Mutter ist die Beste - 1 Die Ankunft

Mutter ist die Beste

1 Die Ankunft

Die Fremde steigt wortlos in das Taxi ein. Sie reicht dem Fahrer einen Zettel, bevor dieser auch nur den Hauch einer Chance hat, die schöne Frau nach dem Fahrtziel zu fragen.

Schon bald biegt der Wagen in den weitläufigen Schlosspark ein. Majestätisch säumen hochgewachsene Platanen den Fahrweg. Ihre Wipfel wiegen sich im lauen Sommerwind, als ob sie sich vor der Fahrgästin verneigen wollten.
Vor der Freitreppe empfängt der stumme Diener Balthasar die Ankommende. Balthasar, der Unergründliche, geleitet die junge Frau zur Eingangspforte des prachtvollen Gebäudes. Ach ja, zahlen muss sie auch noch. Doch das ist schnell erledigt. Der Chauffeur entfernt sich mit seinem Fahrzeug.

Der Vater erwartet die Schöne im Vestibül, nicht weit vor der mächtigen Holztreppe stehend. Kevin, dieser Ausnahme-Ökonom, der in den 80-er Jahren mit seiner Pommes-Bude auf dem Ballermann ein unfassbares Vermögen erwirtschaftet hat, er umfängt liebevoll seine Tochter und streichelt sanft über ihr Haupthaar.

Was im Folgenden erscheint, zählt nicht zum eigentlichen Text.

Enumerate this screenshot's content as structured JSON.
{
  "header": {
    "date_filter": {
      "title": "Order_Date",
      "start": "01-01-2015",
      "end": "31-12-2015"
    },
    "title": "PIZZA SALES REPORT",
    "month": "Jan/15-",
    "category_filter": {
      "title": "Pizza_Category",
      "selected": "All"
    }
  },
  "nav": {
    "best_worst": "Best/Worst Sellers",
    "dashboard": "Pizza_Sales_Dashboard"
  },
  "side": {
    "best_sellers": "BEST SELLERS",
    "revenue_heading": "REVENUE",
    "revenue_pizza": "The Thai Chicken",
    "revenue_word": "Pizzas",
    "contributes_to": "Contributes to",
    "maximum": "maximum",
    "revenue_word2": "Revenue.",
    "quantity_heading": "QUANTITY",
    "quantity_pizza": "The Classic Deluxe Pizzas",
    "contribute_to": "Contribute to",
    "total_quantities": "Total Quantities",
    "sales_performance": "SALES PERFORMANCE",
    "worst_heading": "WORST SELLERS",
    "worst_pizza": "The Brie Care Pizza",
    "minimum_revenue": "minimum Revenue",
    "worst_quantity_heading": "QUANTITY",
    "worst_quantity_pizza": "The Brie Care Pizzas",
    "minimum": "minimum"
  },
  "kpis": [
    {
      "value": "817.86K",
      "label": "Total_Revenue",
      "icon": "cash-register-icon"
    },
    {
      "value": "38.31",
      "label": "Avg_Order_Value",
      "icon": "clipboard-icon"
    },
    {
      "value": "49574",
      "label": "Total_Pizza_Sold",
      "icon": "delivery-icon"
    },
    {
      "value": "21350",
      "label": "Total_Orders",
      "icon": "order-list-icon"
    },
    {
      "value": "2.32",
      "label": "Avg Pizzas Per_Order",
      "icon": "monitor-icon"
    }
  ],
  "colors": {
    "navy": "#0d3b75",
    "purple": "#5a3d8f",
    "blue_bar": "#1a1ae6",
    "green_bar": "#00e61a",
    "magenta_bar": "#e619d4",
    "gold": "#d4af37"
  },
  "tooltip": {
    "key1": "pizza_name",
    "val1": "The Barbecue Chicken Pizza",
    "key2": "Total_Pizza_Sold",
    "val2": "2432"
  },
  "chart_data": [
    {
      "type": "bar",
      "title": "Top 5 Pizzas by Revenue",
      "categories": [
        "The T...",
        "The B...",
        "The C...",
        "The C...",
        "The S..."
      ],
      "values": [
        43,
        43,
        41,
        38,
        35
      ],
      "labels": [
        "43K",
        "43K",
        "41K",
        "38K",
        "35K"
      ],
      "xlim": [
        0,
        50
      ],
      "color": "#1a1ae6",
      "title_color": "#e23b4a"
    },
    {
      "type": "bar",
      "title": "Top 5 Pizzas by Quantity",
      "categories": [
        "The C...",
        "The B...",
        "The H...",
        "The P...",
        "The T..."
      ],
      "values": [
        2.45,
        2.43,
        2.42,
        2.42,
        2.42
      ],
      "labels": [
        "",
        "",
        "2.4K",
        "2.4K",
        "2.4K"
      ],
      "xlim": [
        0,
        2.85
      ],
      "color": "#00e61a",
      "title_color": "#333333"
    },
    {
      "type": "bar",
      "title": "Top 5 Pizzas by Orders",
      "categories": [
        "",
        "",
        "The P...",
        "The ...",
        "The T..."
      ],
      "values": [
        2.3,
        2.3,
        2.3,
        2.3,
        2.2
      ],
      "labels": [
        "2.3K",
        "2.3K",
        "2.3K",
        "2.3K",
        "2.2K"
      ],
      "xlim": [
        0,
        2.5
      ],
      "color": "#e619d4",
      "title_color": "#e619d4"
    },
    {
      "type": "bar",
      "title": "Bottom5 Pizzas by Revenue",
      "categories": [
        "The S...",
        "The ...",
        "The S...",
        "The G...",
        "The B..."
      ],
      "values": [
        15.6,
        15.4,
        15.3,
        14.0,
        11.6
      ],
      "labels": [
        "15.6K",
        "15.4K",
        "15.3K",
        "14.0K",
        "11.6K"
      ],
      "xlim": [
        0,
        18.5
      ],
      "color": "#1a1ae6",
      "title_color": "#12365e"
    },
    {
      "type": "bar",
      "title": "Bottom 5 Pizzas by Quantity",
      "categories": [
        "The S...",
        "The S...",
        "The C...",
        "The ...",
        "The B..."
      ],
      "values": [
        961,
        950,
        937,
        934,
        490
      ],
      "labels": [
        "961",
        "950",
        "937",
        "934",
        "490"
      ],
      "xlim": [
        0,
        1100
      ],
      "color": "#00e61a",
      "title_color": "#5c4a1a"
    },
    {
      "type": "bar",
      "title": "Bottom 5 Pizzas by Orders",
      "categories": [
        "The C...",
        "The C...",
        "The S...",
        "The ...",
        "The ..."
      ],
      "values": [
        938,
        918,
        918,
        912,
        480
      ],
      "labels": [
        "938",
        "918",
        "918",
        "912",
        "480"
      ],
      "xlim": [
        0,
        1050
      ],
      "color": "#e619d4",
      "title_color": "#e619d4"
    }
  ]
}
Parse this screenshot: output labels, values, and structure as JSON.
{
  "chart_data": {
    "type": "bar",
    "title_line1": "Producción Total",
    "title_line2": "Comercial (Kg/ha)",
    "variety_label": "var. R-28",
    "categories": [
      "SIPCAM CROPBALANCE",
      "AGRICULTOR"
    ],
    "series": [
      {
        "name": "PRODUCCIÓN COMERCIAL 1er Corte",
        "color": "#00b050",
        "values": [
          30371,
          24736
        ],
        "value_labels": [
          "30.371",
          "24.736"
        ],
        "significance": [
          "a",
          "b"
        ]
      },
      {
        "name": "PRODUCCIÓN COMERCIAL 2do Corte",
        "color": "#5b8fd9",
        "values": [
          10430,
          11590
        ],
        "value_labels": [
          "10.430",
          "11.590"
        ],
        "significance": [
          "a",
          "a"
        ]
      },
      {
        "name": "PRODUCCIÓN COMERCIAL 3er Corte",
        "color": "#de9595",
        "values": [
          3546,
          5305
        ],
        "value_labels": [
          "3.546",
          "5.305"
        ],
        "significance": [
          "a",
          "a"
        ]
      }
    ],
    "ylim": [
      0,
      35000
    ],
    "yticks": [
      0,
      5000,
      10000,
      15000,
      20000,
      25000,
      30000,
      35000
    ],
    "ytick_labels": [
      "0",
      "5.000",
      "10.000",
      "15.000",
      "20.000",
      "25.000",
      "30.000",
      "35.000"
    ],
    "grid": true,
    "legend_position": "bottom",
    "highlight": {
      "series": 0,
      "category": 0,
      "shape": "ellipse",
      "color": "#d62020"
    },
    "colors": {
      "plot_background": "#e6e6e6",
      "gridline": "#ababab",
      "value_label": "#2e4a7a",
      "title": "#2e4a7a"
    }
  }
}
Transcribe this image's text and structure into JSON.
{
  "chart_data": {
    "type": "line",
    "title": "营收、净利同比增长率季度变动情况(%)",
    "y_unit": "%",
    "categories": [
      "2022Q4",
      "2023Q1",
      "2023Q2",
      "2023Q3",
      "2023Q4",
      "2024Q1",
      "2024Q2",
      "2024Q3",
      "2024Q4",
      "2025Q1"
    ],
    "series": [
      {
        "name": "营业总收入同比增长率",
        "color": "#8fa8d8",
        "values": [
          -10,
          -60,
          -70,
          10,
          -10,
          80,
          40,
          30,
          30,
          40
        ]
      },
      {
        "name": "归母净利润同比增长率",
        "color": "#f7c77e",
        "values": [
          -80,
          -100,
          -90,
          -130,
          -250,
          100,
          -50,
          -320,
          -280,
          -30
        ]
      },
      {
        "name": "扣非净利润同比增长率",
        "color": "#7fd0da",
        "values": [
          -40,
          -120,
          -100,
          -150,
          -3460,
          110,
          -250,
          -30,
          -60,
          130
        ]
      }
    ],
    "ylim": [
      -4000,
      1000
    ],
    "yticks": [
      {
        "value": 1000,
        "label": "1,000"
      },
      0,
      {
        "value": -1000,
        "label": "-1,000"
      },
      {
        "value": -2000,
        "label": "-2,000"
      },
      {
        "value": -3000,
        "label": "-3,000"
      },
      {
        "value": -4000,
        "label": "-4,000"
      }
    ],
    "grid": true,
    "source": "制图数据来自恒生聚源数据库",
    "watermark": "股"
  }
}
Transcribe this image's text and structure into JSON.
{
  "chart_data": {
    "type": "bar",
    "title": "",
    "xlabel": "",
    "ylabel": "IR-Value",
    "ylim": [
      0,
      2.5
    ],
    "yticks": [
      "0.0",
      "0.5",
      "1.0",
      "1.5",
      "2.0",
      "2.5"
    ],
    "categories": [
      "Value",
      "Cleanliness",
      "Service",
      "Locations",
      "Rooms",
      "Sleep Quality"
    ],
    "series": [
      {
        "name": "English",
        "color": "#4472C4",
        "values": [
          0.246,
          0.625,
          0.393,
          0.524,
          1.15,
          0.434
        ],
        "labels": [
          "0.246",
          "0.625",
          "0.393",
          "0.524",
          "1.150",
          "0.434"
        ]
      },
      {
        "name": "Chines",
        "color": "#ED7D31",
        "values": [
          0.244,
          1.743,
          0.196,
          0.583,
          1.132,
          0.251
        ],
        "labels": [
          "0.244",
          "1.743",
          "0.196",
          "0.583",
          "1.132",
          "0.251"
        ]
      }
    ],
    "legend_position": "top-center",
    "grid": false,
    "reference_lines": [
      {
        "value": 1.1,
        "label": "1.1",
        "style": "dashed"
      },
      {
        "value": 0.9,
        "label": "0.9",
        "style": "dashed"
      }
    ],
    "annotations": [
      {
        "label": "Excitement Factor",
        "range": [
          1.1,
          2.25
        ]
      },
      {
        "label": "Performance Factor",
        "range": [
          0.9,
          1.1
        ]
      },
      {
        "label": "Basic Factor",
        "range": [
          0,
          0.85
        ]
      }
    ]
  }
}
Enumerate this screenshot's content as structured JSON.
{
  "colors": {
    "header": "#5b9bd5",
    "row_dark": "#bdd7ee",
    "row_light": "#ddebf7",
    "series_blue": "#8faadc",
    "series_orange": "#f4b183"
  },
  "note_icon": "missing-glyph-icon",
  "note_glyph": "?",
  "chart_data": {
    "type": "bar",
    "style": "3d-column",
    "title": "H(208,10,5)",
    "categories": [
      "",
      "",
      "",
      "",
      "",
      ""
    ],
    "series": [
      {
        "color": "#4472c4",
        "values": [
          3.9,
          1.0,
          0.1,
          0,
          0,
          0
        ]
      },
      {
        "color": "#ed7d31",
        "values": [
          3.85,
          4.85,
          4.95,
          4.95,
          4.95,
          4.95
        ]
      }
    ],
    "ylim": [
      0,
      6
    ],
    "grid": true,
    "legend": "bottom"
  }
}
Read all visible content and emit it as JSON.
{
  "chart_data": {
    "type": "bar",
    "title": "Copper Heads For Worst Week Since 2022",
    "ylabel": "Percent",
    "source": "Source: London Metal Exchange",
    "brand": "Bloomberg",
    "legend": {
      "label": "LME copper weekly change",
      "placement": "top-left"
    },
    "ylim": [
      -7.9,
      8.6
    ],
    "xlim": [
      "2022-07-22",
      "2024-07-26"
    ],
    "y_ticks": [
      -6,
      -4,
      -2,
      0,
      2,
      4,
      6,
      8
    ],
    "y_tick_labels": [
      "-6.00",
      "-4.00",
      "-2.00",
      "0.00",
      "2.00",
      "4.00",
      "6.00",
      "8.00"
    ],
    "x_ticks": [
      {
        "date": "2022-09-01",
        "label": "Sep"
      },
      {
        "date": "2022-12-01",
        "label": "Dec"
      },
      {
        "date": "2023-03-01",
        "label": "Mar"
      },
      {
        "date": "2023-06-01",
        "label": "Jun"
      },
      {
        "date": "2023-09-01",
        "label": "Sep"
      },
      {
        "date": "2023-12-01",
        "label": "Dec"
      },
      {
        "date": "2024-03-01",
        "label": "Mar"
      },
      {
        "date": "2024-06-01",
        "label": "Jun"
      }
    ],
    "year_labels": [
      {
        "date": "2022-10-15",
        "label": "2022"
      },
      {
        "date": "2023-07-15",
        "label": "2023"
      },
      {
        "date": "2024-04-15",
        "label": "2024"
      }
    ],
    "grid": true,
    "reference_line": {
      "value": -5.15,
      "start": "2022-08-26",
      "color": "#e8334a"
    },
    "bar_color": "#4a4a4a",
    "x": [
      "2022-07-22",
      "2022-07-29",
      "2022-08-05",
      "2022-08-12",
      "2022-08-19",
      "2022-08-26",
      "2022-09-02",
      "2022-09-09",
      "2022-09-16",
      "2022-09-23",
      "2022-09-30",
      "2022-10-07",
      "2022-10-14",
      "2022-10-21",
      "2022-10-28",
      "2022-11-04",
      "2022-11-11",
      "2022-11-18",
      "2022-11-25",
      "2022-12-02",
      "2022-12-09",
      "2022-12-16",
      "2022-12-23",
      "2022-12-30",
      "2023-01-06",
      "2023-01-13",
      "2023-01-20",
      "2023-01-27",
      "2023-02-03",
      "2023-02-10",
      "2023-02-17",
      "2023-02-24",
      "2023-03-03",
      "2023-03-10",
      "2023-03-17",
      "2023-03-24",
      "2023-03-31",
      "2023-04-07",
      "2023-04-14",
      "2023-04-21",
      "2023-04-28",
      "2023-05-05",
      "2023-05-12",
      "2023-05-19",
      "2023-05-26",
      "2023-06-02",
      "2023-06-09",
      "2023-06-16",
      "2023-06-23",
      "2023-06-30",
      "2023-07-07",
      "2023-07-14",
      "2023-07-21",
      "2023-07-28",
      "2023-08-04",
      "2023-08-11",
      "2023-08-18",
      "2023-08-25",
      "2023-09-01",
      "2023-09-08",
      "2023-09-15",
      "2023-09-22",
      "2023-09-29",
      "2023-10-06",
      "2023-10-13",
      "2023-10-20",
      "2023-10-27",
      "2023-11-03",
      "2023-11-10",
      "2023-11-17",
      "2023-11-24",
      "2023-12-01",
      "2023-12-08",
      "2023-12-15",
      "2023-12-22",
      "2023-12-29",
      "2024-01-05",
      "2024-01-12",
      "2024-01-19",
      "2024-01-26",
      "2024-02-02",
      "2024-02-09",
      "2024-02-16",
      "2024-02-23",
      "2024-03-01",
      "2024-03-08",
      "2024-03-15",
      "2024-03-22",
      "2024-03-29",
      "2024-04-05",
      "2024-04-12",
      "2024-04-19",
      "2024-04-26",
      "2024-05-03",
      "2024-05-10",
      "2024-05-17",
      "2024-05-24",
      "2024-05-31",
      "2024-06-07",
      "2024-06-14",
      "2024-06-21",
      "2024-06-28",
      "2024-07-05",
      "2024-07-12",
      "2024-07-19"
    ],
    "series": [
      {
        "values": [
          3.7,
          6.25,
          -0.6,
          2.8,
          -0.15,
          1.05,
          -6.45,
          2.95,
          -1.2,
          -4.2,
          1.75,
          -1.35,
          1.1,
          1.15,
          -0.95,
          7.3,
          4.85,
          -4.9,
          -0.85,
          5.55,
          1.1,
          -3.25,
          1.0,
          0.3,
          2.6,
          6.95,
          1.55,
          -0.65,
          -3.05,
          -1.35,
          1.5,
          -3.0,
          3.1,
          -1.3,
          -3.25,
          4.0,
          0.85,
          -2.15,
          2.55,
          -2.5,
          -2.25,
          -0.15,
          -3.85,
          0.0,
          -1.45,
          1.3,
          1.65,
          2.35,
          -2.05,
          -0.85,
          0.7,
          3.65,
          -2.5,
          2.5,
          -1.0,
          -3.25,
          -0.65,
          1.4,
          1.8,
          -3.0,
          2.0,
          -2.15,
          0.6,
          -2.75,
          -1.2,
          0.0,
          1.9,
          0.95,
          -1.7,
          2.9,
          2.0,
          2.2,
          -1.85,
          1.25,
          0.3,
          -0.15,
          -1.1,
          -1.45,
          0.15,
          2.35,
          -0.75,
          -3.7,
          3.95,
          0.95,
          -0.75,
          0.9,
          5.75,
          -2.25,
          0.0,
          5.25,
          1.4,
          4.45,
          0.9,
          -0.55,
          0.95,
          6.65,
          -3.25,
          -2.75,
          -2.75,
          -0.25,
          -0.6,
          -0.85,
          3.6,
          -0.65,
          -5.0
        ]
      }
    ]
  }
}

„Es ist so schön, dass du wieder da bist, mein liebe Tochter Roanoke“, haucht der Vater ihr ins Ohr. „Wie waren die Aufnahmen in Zhongguo Changchen?“, fragt er dann instant.
„Echt spitze“, antwortet Roanoke mit ihrem spitzmadlischen Lächeln. Dieses Lächeln, das sie so berühmt gemacht hat, hier erscheint es wieder auf ihren zärtlichen Gummibootlippen.
„Wir haben den Song innerhalb von nur drei Takes im Kasten gehabt“, verkündet sie stolz.
„Ich finde das Video einfach klasse“, ergänzt der sie liebende Vater sogleich. „Nur, warum haben die Jungs den Eiffelturm in die Szene mit dem Roten Frauenbataillon eingeblendet?“ will der besorgte Vater unvermittelt wissen.
„Die Chinesen haben den Eiffelturm und das Quartier Lateng neben der Großen Mauer nachgebaut, so einfach ist das“, erklärt das absolute IT-Girl ihrem Vater. „Latin“, erklärt dieser seiner Tochter. „Es heißt Latin, und nicht Lateng, mein liebes Schätzchen“, verbessert der wie immer um die Bildung bemühte Vater seine Leibesfrucht.
„Ich danke dir für deinen Hinweis“, entgegnet Roanoke nun, und dabei deutet sie eine grazile Verbeugung an. Der Vater nickt fast unmerklich; ein Zeichen, dass er den Dank entgegengenommen hat.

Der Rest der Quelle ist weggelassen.